A career criminal was being questioned Wednesday and is considered a person of interest in the deaths of five people found shot in a rural Indiana county, police said.
Indiana State Police Sgt. Jerry Goodin said the 46-year-old man was arrested Tuesday following a five-month investigation into an attempted robbery at a pharmacy in Osgood, about 25 miles southwest of where the killings occurred.
Goodin said police interviewing the man obtained information that linked him to the five people found dead Sunday afternoon in Franklin County. That information led to a search of the man's home in Glenwood, Goodin said.
"We think he has some knowledge or part of the crime that occurred," he said.
Goodin said the suspect was being held on an attempted robbery charge in the pharmacy holdup but had not been charged in the deaths.
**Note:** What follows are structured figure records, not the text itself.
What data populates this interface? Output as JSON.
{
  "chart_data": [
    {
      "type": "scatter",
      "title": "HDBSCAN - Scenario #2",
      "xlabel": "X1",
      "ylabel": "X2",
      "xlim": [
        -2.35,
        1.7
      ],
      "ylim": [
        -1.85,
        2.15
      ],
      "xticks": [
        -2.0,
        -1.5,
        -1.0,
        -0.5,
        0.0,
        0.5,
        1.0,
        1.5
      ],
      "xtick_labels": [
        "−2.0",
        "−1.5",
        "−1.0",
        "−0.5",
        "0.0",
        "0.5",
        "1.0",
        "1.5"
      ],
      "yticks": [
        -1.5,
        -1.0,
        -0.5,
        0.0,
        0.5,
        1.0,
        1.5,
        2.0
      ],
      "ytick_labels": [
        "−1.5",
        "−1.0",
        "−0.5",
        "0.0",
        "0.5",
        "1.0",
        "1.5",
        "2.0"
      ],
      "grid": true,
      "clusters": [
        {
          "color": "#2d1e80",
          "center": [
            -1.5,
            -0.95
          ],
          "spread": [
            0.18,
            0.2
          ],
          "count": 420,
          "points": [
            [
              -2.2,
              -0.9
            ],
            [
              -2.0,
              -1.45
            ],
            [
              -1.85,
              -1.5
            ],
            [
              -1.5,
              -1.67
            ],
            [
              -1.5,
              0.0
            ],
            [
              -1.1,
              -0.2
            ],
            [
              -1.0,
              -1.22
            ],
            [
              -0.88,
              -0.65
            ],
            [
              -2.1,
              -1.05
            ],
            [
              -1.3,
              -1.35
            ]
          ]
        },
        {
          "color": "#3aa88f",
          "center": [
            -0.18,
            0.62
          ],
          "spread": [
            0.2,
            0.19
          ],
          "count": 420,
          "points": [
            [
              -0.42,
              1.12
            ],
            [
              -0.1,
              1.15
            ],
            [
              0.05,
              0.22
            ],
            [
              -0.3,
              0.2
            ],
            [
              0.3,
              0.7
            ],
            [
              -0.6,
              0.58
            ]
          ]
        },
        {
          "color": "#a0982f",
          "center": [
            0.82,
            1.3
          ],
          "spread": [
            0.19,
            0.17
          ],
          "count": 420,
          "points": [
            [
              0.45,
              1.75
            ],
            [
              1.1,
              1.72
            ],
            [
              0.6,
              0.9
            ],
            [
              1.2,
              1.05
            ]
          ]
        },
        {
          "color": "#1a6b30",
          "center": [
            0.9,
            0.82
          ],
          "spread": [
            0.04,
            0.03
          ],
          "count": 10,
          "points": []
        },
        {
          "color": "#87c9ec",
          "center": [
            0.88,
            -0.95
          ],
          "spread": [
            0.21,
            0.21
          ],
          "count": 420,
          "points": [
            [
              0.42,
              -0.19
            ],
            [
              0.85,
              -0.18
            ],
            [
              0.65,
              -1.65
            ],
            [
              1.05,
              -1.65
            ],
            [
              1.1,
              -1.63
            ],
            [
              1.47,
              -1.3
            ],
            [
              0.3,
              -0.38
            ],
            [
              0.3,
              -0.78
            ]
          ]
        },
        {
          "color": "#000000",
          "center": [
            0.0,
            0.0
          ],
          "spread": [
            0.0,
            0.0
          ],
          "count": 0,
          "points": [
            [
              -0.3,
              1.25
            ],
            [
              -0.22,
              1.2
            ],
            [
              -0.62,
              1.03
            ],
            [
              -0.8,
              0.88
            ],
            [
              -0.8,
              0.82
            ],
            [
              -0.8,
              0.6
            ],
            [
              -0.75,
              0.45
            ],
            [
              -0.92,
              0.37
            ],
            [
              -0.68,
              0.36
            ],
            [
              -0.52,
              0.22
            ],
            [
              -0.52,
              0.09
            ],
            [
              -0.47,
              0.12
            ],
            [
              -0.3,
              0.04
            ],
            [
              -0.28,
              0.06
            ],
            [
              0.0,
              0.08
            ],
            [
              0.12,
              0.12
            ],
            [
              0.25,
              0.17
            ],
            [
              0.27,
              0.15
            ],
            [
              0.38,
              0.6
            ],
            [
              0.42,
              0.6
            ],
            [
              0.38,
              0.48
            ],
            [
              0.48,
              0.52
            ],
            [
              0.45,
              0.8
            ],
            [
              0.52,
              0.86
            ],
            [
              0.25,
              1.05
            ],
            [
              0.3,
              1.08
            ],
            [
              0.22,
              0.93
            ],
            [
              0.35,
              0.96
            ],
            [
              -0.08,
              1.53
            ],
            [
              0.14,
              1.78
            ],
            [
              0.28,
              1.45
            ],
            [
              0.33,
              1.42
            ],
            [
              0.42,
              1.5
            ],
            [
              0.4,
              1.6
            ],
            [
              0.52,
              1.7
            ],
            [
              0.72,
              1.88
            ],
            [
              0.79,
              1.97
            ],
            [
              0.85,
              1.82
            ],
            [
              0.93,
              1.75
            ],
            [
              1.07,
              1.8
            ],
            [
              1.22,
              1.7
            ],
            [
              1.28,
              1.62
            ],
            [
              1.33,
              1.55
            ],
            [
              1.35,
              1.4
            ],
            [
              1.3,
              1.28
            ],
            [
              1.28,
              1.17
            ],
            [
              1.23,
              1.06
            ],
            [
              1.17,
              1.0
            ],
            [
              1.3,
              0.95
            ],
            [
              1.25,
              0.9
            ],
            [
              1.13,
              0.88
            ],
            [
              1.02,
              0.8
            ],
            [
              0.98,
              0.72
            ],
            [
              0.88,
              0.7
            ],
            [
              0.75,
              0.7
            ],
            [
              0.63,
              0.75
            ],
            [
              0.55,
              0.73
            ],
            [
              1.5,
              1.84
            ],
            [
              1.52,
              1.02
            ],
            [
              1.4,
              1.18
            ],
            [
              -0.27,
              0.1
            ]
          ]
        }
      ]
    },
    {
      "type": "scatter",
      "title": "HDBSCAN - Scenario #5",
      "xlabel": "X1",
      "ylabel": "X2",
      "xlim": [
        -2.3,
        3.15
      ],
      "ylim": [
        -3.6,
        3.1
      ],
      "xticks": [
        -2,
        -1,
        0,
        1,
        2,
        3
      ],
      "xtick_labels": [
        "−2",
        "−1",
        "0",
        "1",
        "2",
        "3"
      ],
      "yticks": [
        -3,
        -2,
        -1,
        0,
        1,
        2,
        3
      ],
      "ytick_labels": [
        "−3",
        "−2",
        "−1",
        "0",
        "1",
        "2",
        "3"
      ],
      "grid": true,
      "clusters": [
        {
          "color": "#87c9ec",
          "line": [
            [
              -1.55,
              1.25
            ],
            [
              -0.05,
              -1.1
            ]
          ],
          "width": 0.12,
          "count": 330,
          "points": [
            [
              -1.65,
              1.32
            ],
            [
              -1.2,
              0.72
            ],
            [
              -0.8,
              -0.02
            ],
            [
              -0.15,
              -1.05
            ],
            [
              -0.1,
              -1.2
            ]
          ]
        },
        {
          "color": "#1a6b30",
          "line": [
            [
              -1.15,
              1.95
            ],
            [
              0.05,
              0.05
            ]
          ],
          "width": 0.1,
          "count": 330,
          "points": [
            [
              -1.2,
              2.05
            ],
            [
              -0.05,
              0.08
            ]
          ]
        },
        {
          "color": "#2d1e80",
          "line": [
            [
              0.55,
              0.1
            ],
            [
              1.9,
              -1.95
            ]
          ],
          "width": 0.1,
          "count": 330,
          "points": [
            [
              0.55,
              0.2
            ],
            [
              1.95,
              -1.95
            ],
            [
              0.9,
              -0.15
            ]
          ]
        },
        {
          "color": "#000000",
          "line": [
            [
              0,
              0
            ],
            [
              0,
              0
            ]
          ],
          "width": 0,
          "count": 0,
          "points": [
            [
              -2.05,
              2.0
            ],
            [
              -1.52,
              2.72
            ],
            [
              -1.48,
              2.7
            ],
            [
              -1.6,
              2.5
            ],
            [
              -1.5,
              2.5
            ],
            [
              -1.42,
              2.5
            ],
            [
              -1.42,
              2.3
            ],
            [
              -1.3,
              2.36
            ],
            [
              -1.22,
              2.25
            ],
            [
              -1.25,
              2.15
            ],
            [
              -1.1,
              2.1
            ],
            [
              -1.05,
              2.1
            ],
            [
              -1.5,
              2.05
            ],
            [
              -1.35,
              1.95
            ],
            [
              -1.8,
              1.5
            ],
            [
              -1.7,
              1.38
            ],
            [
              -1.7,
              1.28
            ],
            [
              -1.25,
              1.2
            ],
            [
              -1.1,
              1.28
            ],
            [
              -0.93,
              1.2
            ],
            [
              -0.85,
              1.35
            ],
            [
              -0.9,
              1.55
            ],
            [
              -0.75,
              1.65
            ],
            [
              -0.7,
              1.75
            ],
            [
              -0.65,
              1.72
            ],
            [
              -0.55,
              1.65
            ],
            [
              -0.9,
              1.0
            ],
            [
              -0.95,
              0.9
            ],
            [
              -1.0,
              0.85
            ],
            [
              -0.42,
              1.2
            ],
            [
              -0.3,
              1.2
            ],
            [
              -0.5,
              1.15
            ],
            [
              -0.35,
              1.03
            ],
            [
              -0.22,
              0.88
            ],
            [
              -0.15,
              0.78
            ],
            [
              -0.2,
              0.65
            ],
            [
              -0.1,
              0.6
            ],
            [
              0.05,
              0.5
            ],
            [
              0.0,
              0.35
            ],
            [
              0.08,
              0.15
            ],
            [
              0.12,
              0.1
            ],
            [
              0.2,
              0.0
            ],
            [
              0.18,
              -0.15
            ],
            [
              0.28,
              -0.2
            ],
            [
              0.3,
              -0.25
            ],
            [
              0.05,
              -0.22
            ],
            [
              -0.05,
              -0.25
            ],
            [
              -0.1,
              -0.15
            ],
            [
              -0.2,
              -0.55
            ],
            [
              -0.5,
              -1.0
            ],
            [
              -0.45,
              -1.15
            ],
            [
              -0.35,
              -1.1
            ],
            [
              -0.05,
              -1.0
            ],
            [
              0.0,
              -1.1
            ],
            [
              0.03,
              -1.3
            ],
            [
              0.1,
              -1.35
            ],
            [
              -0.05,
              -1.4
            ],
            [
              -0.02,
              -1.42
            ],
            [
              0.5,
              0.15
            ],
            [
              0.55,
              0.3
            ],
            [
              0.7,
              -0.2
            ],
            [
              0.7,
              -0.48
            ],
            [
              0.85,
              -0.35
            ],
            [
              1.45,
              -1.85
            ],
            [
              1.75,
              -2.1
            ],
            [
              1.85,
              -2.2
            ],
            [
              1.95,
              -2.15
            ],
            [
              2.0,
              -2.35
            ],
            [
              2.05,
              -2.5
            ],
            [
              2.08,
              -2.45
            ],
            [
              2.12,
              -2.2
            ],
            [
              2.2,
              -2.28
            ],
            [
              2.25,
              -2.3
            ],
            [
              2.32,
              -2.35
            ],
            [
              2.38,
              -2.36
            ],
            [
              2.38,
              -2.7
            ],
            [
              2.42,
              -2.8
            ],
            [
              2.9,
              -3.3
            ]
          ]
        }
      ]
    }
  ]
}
He said the investigation continued.
Franklin County Sheriff Ken Murphy said he was confident at least one person involved in the deaths was in custody and sought to reassure residents who have been jittery since the slayings.
"This was not a random act of violence. This is still a safe community," he said.
Murphy said the man who was arrested has an "extensive" criminal record that includes armed robbery, forgery and counterfeiting.
The Indiana Department of Correction said the man had been released from state prison and turned over to Franklin County authorities on July 15, 2010, but it was not immediately clear whether he had been jailed since that time.
The announcement of a suspect in the slayings came during an intense investigation sparked by the discovery of the bodies of Roy Napier, 50, his estranged wife, Angela Napier, 47, and their children, Melissa Napier, 23, and Jacob Napier, 18, at a mobile home near Laurel, about 50 miles southeast of Indianapolis.
A family friend identified as Henry Smith, 43, was found dead on a nearby property.
Autopsies showed the Napiers all had been shot in the head and that Smith had a gunshot wound to the chest. Smith and Angelia Napier also showed signs of blunt force trauma to the head.
Goodin said a 4-year-old girl escaped the home unharmed and was found by passers-by who alerted police.
Teresa Richardson, the sister of Angela Napier, said residents have been on edge since the killings.
"We're all worried. We're all staying up. We're not sleeping," she said.
Police haven't commented on a motive for the killings, but Richardson said she believes her sister, who was visiting the house, died trying to protect her family.
"I know my sister fought for her life, otherwise why would she have blunt force trauma to the head? I know that. She fought trying to save her granddaughter and her children," Richardson said.
As she prepares to bury her family, Richardson has one message for police about the killer or killers: "I want them caught."